Chłopie z tym do elektryka, aleś mnie rozbawił, szukaj mechanika, ale już powiedziałem ci werdykt, nie dbałeś o układ paliwowy, i woda zrobiła swoje, korozja, to zaraza dla auta, wlej 98 10 litów i doktorka do paliwa std, i powinno pomóc, a o elektrykę się nie martw, bo fiaty nie chorują na elektrykę. Chłopie, wierzysz w te komunikaty, na desce, fps, wng, zko, lkm, to nic nie znaczy, komputer jest durny i pokazuje, co pokazuje, mechanik mierzy ciśnienie ma garach i tyle i sprawdza iskrę, o jakich ty pomiarach gadasz, ja już przez ciebie też zdurniałem, mechanik diagnozuje usterkę taką w pięć minut, chyba, że chce cię naciągnąć, to wtedy, gada, uszczelka, uszczelka, to wtedy go zabijasz śmiechem, uszczelka panie to będzie w portfelu po remoncie, ciśnienie jest ok. iskra ok. także bez ściemy panowie. Żaden czujnik na desce nie jest wiarygodny, i teraz, nawet jak nie ma ciśnienia na tłokach to o niczym nie świadczy i mogą cię naciągnąć na remont, gdyż może się popa wody i oleju nie wyrabiać i i stąd te przeciągi w silniku, w nowych silnikach zawsze to jest pompa, albo wody albo oleju, albo nawet miska olejowa. Remont, też może być, ale wtedy lepiej nowy silnik wsadzić, chyba. Gaz jest ok. bo silnik pracuje tak samo na gazie, ale wiesz, że nie można rozpalać na gazie, dlatego to układ paliwowy na 99%. Z tego ci widzę, ty nie rozumiesz trochę jak taki silnik działa, silnik spalinowy to dobry silnik, wbrew temu co się teraz gada, elektryki i tak dalej, spaliniak robi robotę, ale na pewno to nie elektryka.

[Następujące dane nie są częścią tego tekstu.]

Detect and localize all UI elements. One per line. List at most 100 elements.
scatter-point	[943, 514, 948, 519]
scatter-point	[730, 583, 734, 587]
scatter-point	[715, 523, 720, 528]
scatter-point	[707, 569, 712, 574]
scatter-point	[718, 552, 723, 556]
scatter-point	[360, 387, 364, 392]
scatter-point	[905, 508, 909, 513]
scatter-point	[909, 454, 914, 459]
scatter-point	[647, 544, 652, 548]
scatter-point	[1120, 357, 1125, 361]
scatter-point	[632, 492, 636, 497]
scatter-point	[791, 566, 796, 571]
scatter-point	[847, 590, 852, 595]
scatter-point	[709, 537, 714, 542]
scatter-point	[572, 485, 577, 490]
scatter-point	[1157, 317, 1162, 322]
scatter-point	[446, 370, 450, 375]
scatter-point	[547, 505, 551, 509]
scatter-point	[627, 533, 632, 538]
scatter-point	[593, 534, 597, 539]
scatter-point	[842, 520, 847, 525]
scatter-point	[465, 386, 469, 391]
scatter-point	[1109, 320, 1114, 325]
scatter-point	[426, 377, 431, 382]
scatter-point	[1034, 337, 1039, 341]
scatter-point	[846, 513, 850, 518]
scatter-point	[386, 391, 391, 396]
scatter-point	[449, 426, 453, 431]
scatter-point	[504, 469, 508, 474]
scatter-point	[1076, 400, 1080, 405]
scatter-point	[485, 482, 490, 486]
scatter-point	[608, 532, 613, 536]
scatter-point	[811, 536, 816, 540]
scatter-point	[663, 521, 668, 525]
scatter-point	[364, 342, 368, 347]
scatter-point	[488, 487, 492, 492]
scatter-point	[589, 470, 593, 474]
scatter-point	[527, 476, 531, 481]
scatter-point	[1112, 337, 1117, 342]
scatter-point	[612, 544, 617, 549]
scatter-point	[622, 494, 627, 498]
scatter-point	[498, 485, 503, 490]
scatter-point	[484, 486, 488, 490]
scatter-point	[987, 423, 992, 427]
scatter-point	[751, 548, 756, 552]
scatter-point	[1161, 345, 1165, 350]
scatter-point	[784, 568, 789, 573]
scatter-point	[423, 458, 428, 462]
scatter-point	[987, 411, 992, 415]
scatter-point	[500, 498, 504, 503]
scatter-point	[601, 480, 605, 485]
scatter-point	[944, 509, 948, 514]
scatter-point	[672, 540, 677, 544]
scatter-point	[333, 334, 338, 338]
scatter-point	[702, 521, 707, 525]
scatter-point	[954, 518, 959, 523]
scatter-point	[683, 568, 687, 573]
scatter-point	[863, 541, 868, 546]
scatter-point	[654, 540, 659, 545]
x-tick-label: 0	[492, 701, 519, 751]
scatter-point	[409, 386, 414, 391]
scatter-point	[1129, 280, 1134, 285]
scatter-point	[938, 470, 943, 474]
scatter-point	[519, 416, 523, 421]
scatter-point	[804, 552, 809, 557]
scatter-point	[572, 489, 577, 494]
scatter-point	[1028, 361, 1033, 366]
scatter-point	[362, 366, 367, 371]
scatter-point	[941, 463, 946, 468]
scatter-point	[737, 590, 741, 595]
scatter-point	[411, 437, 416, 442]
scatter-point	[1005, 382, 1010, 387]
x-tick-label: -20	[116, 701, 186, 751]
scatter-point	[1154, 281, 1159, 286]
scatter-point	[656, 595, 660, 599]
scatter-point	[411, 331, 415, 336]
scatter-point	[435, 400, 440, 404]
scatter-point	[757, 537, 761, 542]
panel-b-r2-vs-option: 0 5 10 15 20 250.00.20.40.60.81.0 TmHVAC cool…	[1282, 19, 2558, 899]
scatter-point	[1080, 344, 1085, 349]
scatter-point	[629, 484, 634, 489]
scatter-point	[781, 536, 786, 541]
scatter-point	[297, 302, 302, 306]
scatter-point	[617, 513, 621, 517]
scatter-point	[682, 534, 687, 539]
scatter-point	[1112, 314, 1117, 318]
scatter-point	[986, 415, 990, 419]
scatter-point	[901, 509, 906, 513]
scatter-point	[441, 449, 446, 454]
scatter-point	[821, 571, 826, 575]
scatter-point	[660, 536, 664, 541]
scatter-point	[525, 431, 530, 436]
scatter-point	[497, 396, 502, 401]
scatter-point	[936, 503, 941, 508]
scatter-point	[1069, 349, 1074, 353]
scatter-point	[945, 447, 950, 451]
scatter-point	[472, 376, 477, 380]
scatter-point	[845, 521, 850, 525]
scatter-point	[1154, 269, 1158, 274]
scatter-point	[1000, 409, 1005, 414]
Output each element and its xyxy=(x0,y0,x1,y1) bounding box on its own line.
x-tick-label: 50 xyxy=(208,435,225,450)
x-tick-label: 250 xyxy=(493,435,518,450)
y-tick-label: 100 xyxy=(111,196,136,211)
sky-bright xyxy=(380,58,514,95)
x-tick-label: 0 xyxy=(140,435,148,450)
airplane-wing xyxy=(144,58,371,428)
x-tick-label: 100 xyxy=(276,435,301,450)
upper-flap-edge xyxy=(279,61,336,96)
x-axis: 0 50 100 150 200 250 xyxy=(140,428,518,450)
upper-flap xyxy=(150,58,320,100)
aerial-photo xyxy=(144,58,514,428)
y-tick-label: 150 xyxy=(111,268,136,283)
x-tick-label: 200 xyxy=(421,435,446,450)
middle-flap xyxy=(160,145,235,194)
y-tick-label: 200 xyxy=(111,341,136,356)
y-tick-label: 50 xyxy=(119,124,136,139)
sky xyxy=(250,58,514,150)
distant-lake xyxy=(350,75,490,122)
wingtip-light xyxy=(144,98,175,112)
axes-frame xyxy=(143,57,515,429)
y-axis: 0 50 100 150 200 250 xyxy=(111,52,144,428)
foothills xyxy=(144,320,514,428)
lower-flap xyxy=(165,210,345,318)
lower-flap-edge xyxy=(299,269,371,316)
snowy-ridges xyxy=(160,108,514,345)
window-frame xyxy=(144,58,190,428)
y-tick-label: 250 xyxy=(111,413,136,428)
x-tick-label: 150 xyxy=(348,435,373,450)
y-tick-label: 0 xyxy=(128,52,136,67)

Ostatnio edytowane przez Artur45672 ; 21-02-2017 o 22:08
Ale jak to czytam to problem jest z elektryka bo po wilgotnym dniu autko nie chce kręcić a nie odpalić, to co ma do tego ilość paliwa w zbiorniku. U mechanika to jest ok bo autko stoi w garażu a nie na dworze, a pobór 0,3A na postoju to jest w normie.
Ostatnio edytowane przez szary1977 ; 22-02-2017 o 11:10
Bajki, żadna elektryka, takich bajek to ja nie słyszałem, auto jak jest iskra musi zapalić, sprawdź iskrę na masie, ale na 99 % w seicento elektryka jest wieczna to nie malc z lat 70-siątych. Iskra ma byś jasnoniebieska a najlepiej jedź na mierzenie ciśnienia na garach to będziesz miał pewność.
Auto wróciło do tego samego elektryka, na szczęście u nas cały czas leje i sprawdził pobór bo mu tak samo rozwaliło aku do 0, wyszło 1,8A, co się okazało , że to alternator. Co prawda, ma on 1,5 roku , ale jest chiński za 200 zł.
Bajki, żadna elektryka, takich bajek to ja nie słyszałem, auto jak jest iskra musi zapalić, sprawdź iskrę na masie, ale na 99 % w seicento elektryka jest wieczna to nie malc z lat 70-siątych. Iskra ma byś jasnoniebieska a najlepiej jedź na mierzenie ciśnienia na garach to będziesz miał pewność.
A powiedz mi jak ma sprawdzić tą iskrę jeżeli napisał wyraźnie że autko nie kręci, to chyba logika że coś z elektryką bo rozładowuje akumulator, jeżeli Ty w ten sposób podchodzisz do napraw auta to życzę sukcesów.